Open Access Journal of Biostatistics and Biometrics

A Study of Statistical and Machine Learning Methods for Cancer Classification Using Cross-Species Genomic Data

*Cuilan Gao
Department Of Biostatistics, University Of Tennessee At Chattanooga, Chattanooga, United States

*Corresponding Author:
Cuilan Gao
Department Of Biostatistics, University Of Tennessee At Chattanooga, Chattanooga, United States

Published on: 2018-10-22


Use of gene expression profiling of animal model of a certain disease gives pre-clinical insights for the potential efficacy of novel treatments and drugs. Selection of an animal model, accurately resembling the human disease, profoundly reduces the research cost in resources and time. In this paper, we introduce and compare three different methods for classification of sub-types of cancer via cross-species genomic data. A statistical procedure based on analysis of variance (ANOVA) of similarity of gene expression between human and animal is used to select the animal model that most accurately mimics the human disease. Two other commonly used methods, logistic regression, and artificial neural networks are also examined and analyzed for the same data sets. The implementing procedure of each of these algorithms is discussed. Computational cost, advantage, and drawback of each algorithm are scrutinized for classification of simulated data and a real example of medulloblastoma (a type of brain cancer).

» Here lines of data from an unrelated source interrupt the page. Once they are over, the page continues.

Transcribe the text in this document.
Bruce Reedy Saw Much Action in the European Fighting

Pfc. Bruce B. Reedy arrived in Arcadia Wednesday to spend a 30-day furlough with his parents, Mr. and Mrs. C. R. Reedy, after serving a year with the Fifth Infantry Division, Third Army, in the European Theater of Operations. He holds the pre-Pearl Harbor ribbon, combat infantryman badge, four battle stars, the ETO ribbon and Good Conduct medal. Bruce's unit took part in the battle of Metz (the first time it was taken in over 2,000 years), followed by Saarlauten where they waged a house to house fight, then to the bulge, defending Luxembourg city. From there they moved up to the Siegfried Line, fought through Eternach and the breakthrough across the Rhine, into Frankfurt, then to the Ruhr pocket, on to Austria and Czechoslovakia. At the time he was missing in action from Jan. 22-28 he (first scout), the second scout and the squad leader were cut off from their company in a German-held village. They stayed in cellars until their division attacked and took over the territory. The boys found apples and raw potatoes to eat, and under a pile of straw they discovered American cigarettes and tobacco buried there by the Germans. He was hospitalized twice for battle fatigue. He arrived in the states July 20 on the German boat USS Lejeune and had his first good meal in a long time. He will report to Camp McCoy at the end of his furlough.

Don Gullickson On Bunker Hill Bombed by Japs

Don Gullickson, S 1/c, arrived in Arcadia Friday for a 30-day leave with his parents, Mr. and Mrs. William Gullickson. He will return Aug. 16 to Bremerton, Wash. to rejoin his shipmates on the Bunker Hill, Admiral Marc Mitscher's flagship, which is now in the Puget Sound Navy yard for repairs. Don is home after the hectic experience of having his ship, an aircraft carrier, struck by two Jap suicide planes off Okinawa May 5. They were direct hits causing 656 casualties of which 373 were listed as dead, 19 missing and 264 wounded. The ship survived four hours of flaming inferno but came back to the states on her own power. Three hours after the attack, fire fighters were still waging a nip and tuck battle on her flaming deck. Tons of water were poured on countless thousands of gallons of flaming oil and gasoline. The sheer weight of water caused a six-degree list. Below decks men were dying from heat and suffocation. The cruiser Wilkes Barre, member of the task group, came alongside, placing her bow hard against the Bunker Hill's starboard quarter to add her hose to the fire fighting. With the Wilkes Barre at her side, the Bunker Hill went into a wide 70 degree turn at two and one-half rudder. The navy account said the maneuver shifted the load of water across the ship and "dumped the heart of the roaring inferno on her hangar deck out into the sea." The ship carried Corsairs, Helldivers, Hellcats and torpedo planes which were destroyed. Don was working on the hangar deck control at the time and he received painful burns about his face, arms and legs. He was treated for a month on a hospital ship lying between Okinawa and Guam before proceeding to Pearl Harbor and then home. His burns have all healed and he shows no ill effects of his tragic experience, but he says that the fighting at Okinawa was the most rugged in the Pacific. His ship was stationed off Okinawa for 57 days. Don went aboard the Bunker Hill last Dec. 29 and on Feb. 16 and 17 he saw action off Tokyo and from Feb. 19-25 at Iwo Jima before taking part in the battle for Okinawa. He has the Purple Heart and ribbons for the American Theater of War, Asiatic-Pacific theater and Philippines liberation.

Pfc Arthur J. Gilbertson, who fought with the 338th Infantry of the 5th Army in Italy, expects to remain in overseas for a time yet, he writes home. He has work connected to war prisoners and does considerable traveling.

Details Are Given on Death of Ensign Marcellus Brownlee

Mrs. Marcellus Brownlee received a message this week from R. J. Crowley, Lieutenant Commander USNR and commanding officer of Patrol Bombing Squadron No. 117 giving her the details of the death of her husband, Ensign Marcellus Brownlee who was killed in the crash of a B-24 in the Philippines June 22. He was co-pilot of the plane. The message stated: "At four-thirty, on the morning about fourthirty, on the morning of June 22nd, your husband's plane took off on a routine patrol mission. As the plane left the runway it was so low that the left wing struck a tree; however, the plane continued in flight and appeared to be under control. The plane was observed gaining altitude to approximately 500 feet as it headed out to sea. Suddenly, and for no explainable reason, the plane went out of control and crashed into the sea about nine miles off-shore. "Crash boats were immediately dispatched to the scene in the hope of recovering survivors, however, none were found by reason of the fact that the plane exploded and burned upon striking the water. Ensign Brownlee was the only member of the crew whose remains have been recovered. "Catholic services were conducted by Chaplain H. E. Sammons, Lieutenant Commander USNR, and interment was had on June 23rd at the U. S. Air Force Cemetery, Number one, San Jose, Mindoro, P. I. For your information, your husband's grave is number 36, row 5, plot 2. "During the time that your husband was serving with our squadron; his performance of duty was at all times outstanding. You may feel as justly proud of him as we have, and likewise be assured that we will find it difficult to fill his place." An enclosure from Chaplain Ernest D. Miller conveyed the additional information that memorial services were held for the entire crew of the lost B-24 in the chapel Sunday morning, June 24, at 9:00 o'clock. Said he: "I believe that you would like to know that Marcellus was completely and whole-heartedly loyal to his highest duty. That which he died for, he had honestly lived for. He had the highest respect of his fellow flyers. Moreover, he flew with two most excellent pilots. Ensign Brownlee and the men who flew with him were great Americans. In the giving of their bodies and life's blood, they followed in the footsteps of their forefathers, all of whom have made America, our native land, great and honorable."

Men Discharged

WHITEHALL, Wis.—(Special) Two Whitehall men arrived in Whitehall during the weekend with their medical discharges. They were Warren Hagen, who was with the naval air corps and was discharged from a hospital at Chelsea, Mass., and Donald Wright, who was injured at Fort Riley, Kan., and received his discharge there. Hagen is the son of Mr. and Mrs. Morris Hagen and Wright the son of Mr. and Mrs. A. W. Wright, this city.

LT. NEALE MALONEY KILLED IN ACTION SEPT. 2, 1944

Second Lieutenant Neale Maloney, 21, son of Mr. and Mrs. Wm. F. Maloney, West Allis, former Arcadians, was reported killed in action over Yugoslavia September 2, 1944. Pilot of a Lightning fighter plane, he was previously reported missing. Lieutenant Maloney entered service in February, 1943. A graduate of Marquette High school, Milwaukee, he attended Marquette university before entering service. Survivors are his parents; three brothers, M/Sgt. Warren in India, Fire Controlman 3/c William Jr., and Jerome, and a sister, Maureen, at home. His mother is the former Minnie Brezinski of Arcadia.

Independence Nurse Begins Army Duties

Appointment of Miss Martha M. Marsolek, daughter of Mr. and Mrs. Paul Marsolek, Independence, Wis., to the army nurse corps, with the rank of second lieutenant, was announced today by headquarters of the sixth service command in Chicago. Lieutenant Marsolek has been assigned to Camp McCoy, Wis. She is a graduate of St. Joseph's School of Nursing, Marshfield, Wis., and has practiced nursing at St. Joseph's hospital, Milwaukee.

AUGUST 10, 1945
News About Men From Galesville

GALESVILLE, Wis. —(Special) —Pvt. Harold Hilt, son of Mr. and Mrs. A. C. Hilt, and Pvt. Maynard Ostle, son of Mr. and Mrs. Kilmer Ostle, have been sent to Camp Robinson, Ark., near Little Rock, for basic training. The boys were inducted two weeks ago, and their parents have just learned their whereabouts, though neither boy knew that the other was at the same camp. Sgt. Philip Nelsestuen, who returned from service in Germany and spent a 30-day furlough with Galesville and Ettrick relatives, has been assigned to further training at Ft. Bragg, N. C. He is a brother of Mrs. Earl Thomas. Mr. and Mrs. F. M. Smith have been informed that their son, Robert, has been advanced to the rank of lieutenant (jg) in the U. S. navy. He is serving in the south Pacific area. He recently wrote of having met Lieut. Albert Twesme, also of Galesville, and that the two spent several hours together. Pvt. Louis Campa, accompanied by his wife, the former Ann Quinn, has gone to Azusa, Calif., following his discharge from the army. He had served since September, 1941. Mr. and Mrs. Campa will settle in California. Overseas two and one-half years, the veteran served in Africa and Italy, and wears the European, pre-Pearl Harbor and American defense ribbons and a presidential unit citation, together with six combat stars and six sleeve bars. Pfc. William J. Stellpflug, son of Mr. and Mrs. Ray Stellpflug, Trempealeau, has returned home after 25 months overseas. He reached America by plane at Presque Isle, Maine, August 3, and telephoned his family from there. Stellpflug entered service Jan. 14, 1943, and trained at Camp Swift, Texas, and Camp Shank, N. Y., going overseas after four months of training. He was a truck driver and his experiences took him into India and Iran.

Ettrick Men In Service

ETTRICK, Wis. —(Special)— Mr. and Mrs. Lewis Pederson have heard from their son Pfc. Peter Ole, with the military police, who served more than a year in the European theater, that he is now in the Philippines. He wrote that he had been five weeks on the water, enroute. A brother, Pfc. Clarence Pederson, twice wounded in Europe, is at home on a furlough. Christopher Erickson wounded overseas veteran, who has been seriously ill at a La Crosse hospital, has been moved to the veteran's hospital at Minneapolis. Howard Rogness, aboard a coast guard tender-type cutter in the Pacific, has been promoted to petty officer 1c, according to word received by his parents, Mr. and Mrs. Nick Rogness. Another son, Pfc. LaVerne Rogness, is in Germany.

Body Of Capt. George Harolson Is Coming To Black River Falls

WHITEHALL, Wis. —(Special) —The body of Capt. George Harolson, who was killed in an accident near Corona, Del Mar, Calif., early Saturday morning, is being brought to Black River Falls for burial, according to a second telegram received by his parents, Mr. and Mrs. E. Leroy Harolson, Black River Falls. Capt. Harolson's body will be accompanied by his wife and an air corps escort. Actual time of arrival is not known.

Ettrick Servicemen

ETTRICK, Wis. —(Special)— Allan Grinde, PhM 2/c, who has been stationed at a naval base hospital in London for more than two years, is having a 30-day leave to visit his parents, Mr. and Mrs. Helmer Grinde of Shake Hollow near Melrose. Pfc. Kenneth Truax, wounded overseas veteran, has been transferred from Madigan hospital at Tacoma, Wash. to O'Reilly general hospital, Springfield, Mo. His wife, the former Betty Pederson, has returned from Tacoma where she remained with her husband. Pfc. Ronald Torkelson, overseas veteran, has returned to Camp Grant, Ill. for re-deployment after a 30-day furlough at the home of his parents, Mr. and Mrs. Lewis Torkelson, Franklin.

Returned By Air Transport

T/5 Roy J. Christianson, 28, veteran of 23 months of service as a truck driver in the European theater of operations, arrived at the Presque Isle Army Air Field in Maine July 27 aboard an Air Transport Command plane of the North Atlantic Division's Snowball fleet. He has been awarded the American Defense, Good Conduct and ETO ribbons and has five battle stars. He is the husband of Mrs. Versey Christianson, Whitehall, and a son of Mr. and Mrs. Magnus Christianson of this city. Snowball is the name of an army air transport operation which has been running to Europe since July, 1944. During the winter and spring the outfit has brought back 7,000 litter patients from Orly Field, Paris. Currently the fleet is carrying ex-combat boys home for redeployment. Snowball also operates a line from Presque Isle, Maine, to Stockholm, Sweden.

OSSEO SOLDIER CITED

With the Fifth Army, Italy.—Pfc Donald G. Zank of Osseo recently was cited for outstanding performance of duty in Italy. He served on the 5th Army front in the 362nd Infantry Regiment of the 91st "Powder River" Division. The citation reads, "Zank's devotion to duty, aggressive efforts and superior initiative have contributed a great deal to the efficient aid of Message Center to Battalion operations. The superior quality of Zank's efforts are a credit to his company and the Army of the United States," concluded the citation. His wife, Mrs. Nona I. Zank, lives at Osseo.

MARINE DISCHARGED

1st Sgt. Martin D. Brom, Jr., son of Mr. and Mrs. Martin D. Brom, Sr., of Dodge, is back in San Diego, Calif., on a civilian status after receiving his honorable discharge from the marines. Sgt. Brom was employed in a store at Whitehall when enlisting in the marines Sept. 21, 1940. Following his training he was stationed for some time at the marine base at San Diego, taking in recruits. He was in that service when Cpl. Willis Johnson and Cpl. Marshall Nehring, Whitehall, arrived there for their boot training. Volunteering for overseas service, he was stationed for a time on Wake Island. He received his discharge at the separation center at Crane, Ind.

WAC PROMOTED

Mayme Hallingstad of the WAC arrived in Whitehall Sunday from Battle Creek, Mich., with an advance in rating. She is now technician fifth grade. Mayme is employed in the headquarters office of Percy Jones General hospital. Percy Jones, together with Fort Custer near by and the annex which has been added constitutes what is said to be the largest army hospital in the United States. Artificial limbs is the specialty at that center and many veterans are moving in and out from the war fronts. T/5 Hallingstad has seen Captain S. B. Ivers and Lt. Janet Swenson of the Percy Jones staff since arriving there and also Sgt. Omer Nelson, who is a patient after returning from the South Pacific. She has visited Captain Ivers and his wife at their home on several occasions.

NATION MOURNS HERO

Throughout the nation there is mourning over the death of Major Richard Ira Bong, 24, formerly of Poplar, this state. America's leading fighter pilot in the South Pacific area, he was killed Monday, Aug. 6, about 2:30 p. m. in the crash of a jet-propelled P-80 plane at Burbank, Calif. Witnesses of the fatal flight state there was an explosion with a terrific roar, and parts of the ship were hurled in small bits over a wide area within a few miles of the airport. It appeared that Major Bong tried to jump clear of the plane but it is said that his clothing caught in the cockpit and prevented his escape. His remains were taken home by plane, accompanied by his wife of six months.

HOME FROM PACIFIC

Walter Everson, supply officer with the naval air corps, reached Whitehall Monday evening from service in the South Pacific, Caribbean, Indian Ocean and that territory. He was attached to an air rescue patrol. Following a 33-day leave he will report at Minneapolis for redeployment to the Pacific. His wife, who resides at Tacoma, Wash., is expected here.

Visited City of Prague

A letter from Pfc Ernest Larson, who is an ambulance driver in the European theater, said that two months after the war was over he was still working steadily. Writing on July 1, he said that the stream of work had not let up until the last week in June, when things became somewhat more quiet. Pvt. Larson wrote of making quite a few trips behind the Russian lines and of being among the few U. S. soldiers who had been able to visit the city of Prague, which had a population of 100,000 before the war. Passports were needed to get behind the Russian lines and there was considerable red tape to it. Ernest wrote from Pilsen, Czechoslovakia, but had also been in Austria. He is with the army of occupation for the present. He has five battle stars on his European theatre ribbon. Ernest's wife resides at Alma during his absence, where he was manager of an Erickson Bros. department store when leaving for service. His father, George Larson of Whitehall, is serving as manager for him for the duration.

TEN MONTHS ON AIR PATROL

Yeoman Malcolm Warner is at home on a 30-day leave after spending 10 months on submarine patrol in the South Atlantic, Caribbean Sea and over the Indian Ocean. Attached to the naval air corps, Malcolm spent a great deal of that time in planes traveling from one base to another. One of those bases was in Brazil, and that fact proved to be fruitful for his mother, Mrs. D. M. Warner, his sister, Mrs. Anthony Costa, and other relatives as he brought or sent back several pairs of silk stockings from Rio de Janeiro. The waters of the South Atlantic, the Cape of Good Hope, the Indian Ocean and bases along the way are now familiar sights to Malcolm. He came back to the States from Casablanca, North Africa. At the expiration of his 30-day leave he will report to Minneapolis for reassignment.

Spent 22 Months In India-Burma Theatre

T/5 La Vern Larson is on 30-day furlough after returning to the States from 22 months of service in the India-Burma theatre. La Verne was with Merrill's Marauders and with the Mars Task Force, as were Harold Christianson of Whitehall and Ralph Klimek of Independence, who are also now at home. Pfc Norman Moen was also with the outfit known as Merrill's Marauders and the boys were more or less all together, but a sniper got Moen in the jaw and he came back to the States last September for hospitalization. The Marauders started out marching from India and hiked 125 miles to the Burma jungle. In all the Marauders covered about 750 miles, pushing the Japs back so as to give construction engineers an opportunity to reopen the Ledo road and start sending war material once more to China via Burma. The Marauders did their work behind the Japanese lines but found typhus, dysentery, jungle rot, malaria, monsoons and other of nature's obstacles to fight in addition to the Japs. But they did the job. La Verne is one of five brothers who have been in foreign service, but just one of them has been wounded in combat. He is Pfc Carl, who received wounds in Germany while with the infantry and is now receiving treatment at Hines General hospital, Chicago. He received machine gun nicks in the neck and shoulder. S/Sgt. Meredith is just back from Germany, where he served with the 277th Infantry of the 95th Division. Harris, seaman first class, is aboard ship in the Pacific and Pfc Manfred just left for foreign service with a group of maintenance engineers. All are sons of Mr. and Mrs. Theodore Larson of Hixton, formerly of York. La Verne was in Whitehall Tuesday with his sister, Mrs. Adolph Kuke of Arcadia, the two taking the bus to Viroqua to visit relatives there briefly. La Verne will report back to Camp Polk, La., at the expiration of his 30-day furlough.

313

ANOVA; Logistic Regression; Artificial Neural Networks; Classification; Gene Expression Data; Cancer Sub-type


Current cancer classification includes more than 200 types of cancer. For the patient to receive appropriate therapy, the clinician must identify the cancer types as accurately as possible. Unlike many cancers in adults, childhood cancers are not strongly linked to lifestyle or environmental risk factors. In recent years, scientists have made great progress in understanding how certain changes in DNA can cause cells to become cancerous. Some genes (part of our DNA) help cells grow, divide or stay alive while others slow down cell division or cause cells to die at the right time. Cancers can be caused by DNA changes that turn on or turn off functions of cells. Different types of cancer in childhood may be caused by different types of genes changes. To appropriately classify cancer types, therefore, molecular diagnostic methods are needed. The classical molecular methods look for the DNA, RNA or protein of a defined marker that is correlated with a specific type of cancer and may or may not gives bio-logical information about cancer generation or progression. Gene expression data [1] by microarray or next-generation sequencing (NGS) has been emerged as an efficient technique for cancer classification, as well as for diagnosis, prognosis, and treatment purposes [2-6].